Kirk Lake vs Roaring Brook Lake
Water quality, depth, fish species, and recreation comparison.
Roaring Brook Lake has a higher water quality grade (C, Fair) than Kirk Lake (D, Poor). Both are in Putnam County, Wisconsin.
Kirk Lake and Roaring Brook Lake are both in New York — a same-state head-to-head where the comparison comes down to lake-specific differences in depth, watershed, and monitoring history rather than the broader state-level water-quality regime. These two are within a letter of each other on the rubric — Kirk Lake (D) versus Roaring Brook Lake (C). The deciding factors for a recreational visitor are likely physical (depth, access, fish species) rather than water-quality differences.

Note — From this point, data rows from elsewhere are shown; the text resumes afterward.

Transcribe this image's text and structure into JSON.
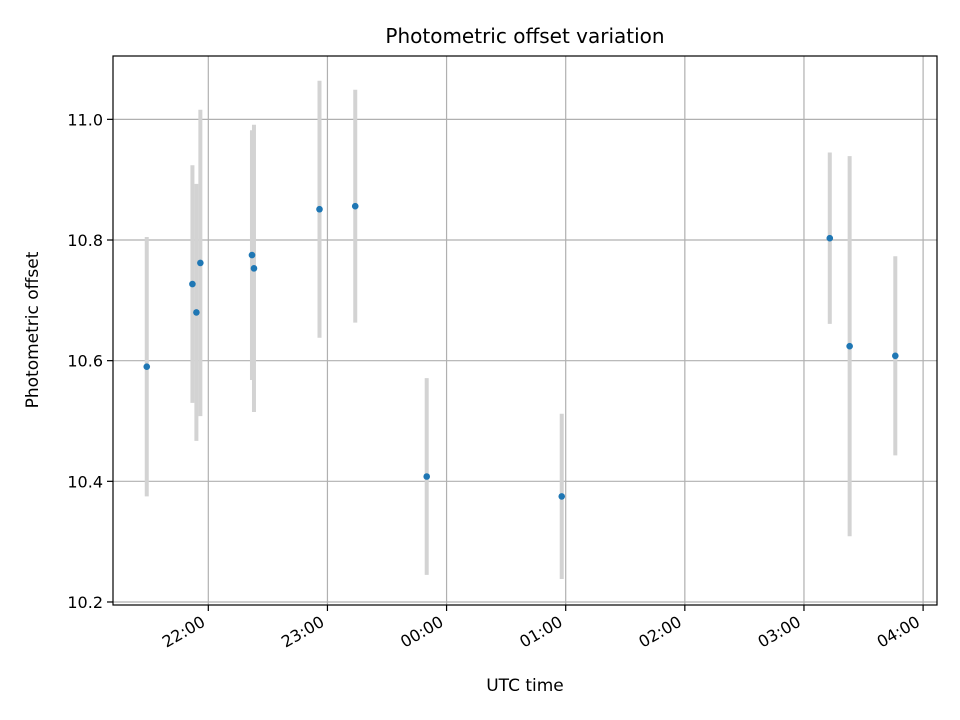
{
  "chart_data": {
    "type": "scatter",
    "title": "Photometric offset variation",
    "xlabel": "UTC time",
    "ylabel": "Photometric offset",
    "x_ticks": [
      "22:00",
      "23:00",
      "00:00",
      "01:00",
      "02:00",
      "03:00",
      "04:00"
    ],
    "y_ticks": [
      "10.2",
      "10.4",
      "10.6",
      "10.8",
      "11.0"
    ],
    "xlim_minutes_after_22_00": [
      -48,
      367
    ],
    "ylim": [
      10.195,
      11.105
    ],
    "grid": true,
    "colors": {
      "point": "#1f77b4",
      "errorbar": "#d3d3d3",
      "grid": "#b0b0b0"
    },
    "points": [
      {
        "time": "21:29",
        "value": 10.59,
        "err": 0.215
      },
      {
        "time": "21:52",
        "value": 10.727,
        "err": 0.197
      },
      {
        "time": "21:54",
        "value": 10.68,
        "err": 0.213
      },
      {
        "time": "21:56",
        "value": 10.762,
        "err": 0.254
      },
      {
        "time": "22:22",
        "value": 10.775,
        "err": 0.207
      },
      {
        "time": "22:23",
        "value": 10.753,
        "err": 0.238
      },
      {
        "time": "22:56",
        "value": 10.851,
        "err": 0.213
      },
      {
        "time": "23:14",
        "value": 10.856,
        "err": 0.193
      },
      {
        "time": "23:50",
        "value": 10.408,
        "err": 0.163
      },
      {
        "time": "00:58",
        "value": 10.375,
        "err": 0.137
      },
      {
        "time": "03:13",
        "value": 10.803,
        "err": 0.142
      },
      {
        "time": "03:23",
        "value": 10.624,
        "err": 0.315
      },
      {
        "time": "03:46",
        "value": 10.608,
        "err": 0.165
      }
    ]
  }
}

With grades this close, the choice between the two lakes turns on non-water-quality factors: depth, fish species, public access, distance from home. The per-lake pages below cover all of those.
Kirk Lake
Murky, only visible to about 5 ft.
Roaring Brook Lake
Moderate clarity, visible to about 8.3 ft.
Side-by-Side Metrics
| Metric | Kirk Lake | Roaring Brook Lake |
|---|---|---|
| Overall Grade | D (Poor) | C (Fair) |
| Water Clarity | 5 ft | 8.3 ft |
| Phosphorus | No data | No data |
| Chlorophyll-a (Algae) | No data | No data |
| Maximum Depth | - | - |
| Surface Area | 124 acres | 112 acres |
| Public Access | Unknown | Unknown |
| Fish Species | 0 | 0 |
| Trophic State | eutrophic | mesotrophic |
Bold value = better for that metric (lower phosphorus / chlorophyll = cleaner; higher Secchi / depth / species count = better).
Verdict
Roaring Brook Lake wins on overall water quality with a Grade C versus Kirk Lake's Grade D. Water clarity: 8.3 ft vs 5 ft. For fishing diversity, Roaring Brook Lake also leads with 0 species.